The invasion accomplished nothing except further destruction in Cambodia. It destroyed the U.S.-supported military government in Cambodia, and empowered the native Cambodian Communist resistance known as the Khmer Rouge, which eventually, in order to create a utopian society, killed some two million of its fellow Cambodians. (The later head of the Genocide Studies Program at Yale wrote of the bombing: “the emergent Communist party...profited greatly...[using] the widespread devastation and massacre of civilians [to justify] its brutal, radical policies.”)
Three years after the invasion, the Viet Cong, with its North Vietnamese allies, forced American forces to retreat from Vietnam, and by 1975 ruled the country. In Cambodia, the genocide had begun.
The invasion was occasion for Richard Nixon to declare that the invasion proved the U.S. was not “a second-rate power” nor “a pitiful helpless giant” standing by while “the forces of totalitarianism and anarchy...threaten free nations and free institutions throughout the world.”
How long ago it seems—39 years! And here we are again. The United States, despite its plan to deploy nearly 70,000 troops this year in Afghanistan, finds itself and its NATO allies in danger of defeat by the Taliban guerrillas.
U.S. bombing, with remote-controlled “drones,” of the Pakistani Tribal Territories, where the Taliban take refuge among their Pathan [Pashtun] tribal kinsmen, has killed many people but has had no decisive effect on the fighting in Afghanistan.
American bombing inside Afghanistan is protested by Afghan President Hamid Karzai, who says the air-strikes are fast turning the Afghans against the U.S., which risks “losing the moral battle” against the Taliban. Gen. James L. Jones, U.S. national security adviser, says, “We can’t fight with one hand tied behind our back.” Karzai says, “How can you expect a people who keep losing their children to remain friendly?” Jones says of Karzai, “I think he understands that we have to have a full complement of our offensive military power when we need it.”
The former Pakistani military government of Gen. Pervez Musharraf was unwilling to send the Pakistan army into the Tribal Territories to attack the Taliban and al-Qaeda.
He is now ousted, and the civilian government led by President Ali Asif Zardari, put under immense pressure by Washington, and frightened by the success of the Taliban in operations outside the Tribal region, has agreed to the ground offensive now going on, in which Pakistani commanders are accompanied by U.S. liaison officers and air controllers.
U.S. Command in “Af-Pak” now has been transferred, in obvious urgency, to former Joint Special Operations commander, Lt. Gen. Stanley McChrystal.
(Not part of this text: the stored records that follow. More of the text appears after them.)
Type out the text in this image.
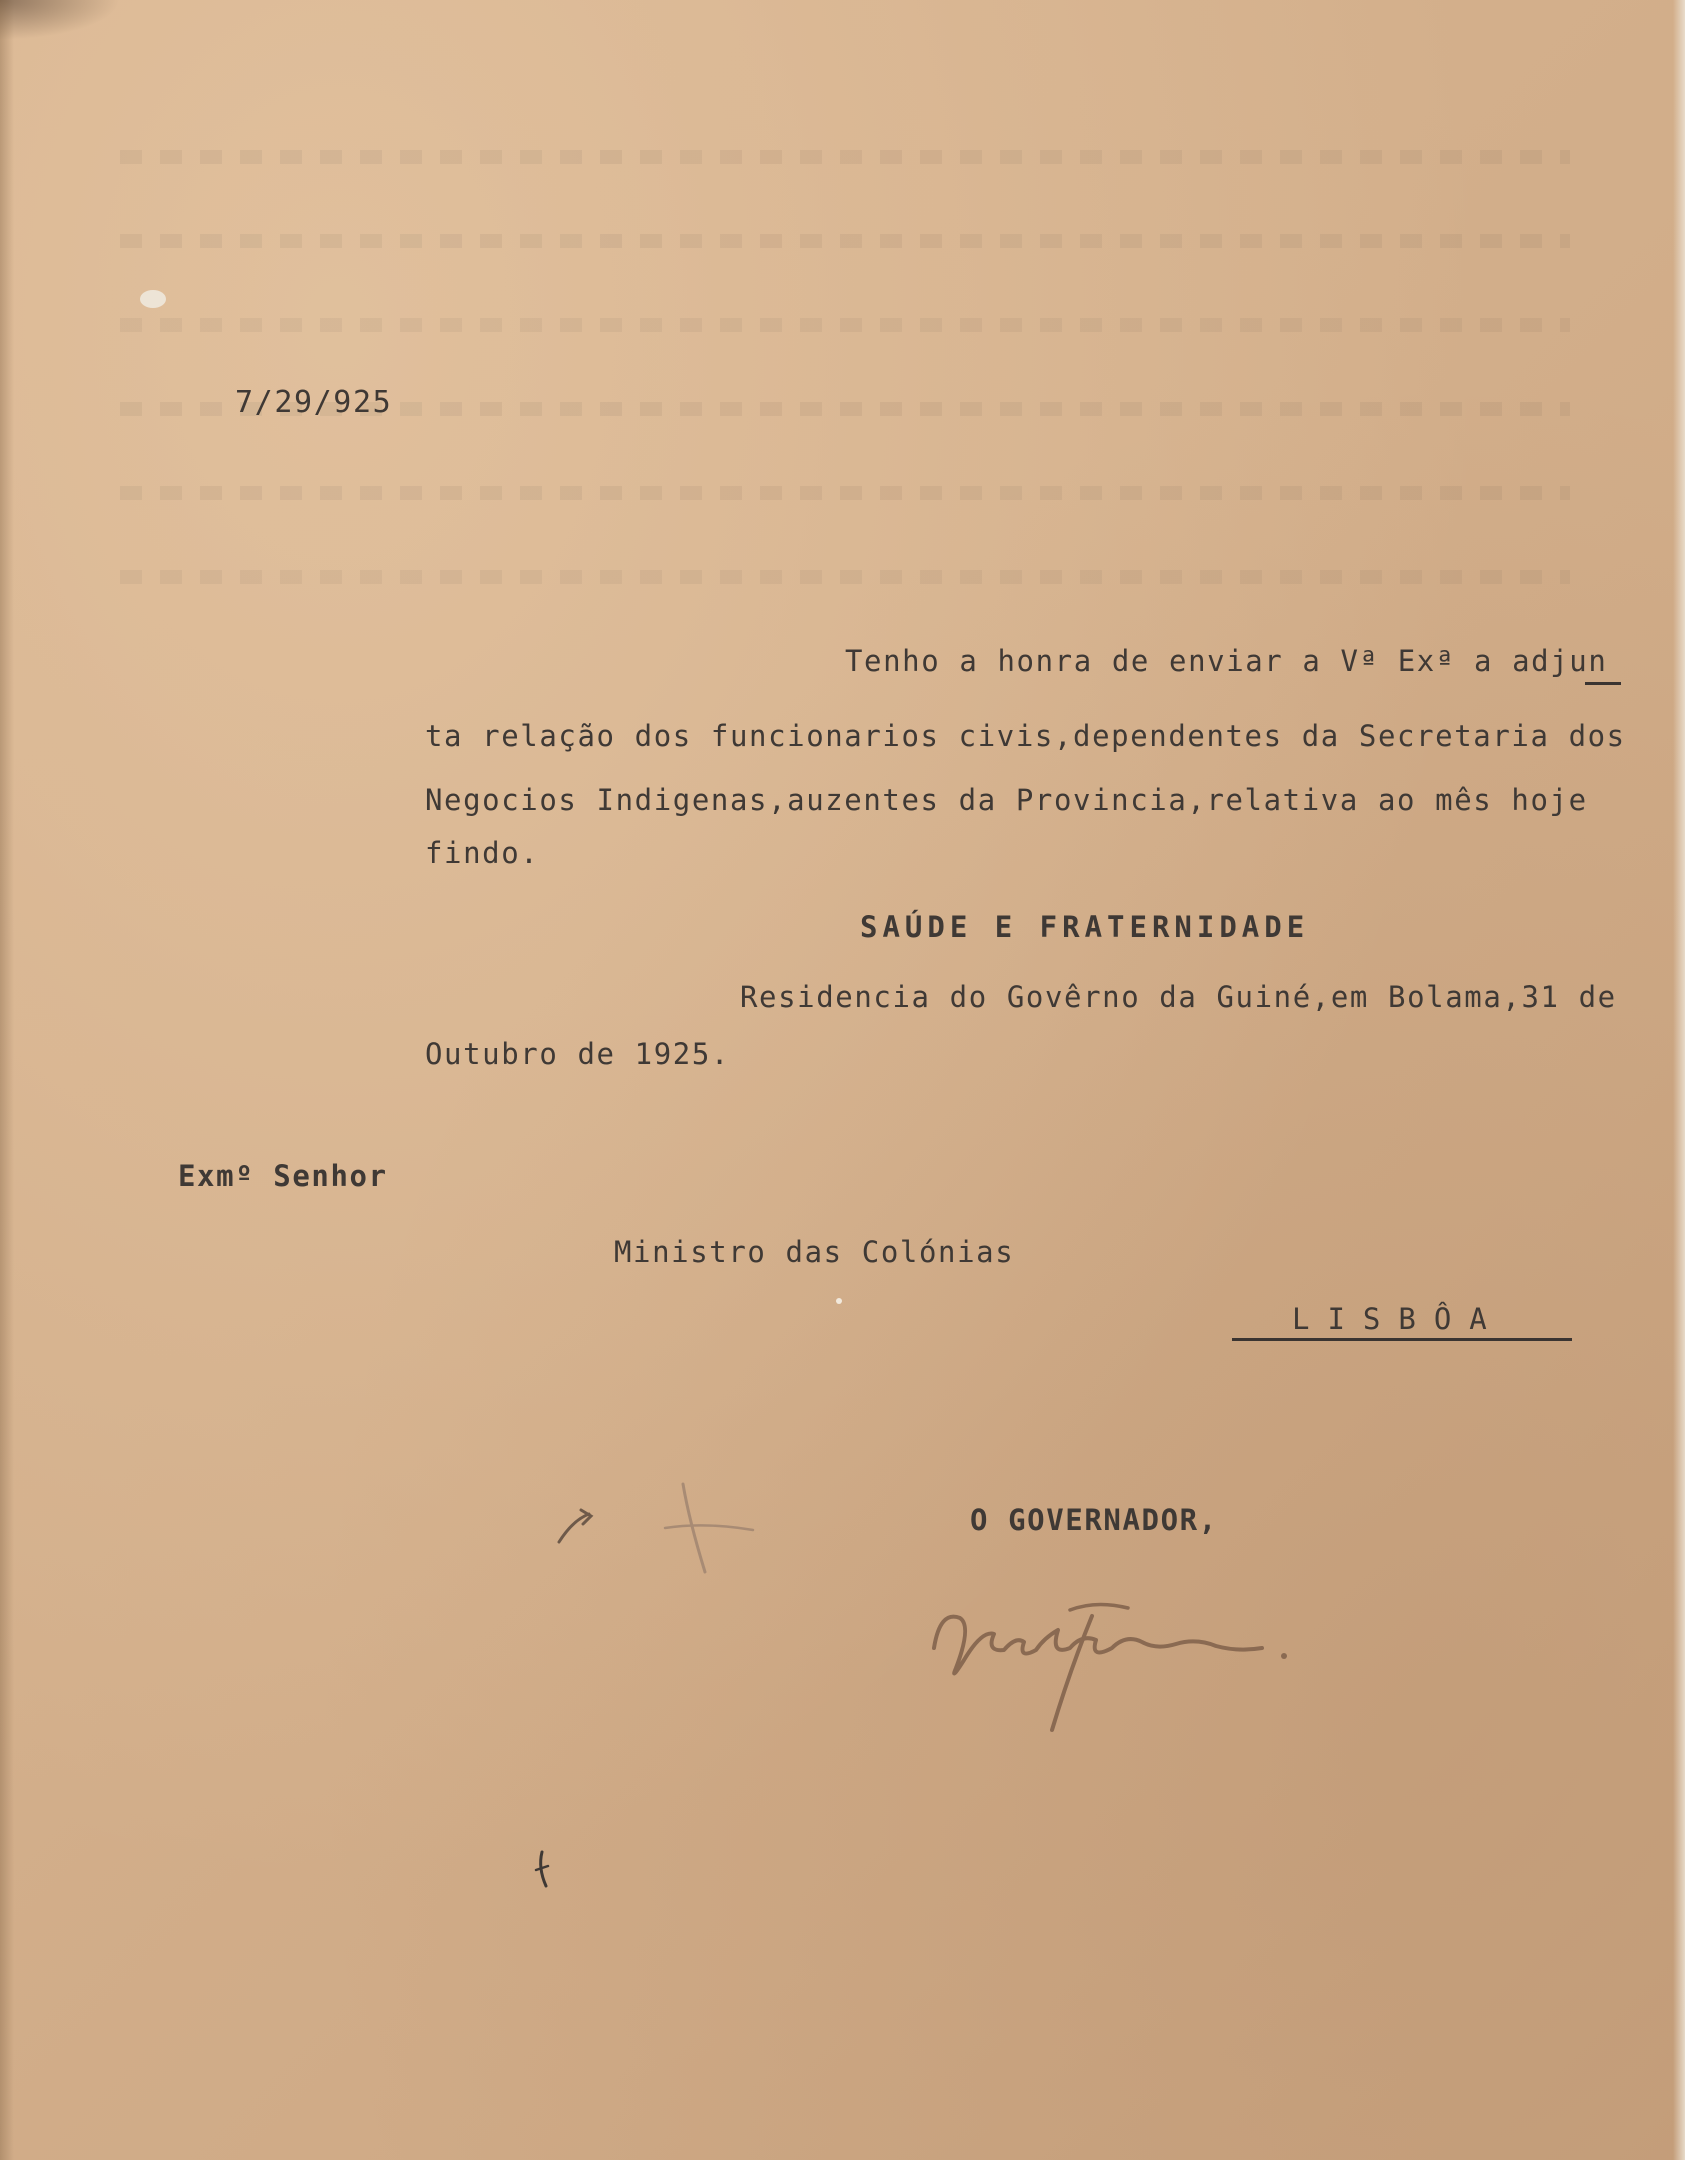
7/29/925

Tenho a honra de enviar a Vª Exª a adjun

ta relação dos funcionarios civis,dependentes da Secretaria dos

Negocios Indigenas,auzentes da Provincia,relativa ao mês hoje

findo.

SAÚDE E FRATERNIDADE

Residencia do Govêrno da Guiné,em Bolama,31 de

Outubro de 1925.

Exmº Senhor

Ministro das Colónias

LISBÔA

O GOVERNADOR,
Will a special forces officer think that guerrillas with refuge in an inaccessible and unconquered region, amidst a tri-national ethnic population of some 40 million fellow-Pathans, can be beaten by guided bombs or Special Forces raids?
Or that an unenthusiastic Pakistani army will do the job? Or 70,000 U.S. troops in Afghanistan, when the Taliban can always refuse battle and pull back into the mountains?
Moreover, what is supposed to be accomplished by this war against the Taliban, which threatens to leave Afghanistan in ruins and to tear Pakistan apart? Do the Taliban threaten the United States? Most of them could not find the United States on a map. What have they ever done to the United States? What if the United States would just go away and leave the Pakistanis, Afghans and Pathans to settle this among themelves?
President Barack Obama says that the war will not be won by military means but by a “surge” of civilian development experts, reconstruction leaders and democracy teachers, such as Secretary of Defense Robert Gates recently told Congress that the U.S. is training. Will this “surge” get there in time? My own feeling is that President Obama is in over his head; and that the American military command, not knowing what else to do, is reverting to Vietnam, which most of its members were too young to experience.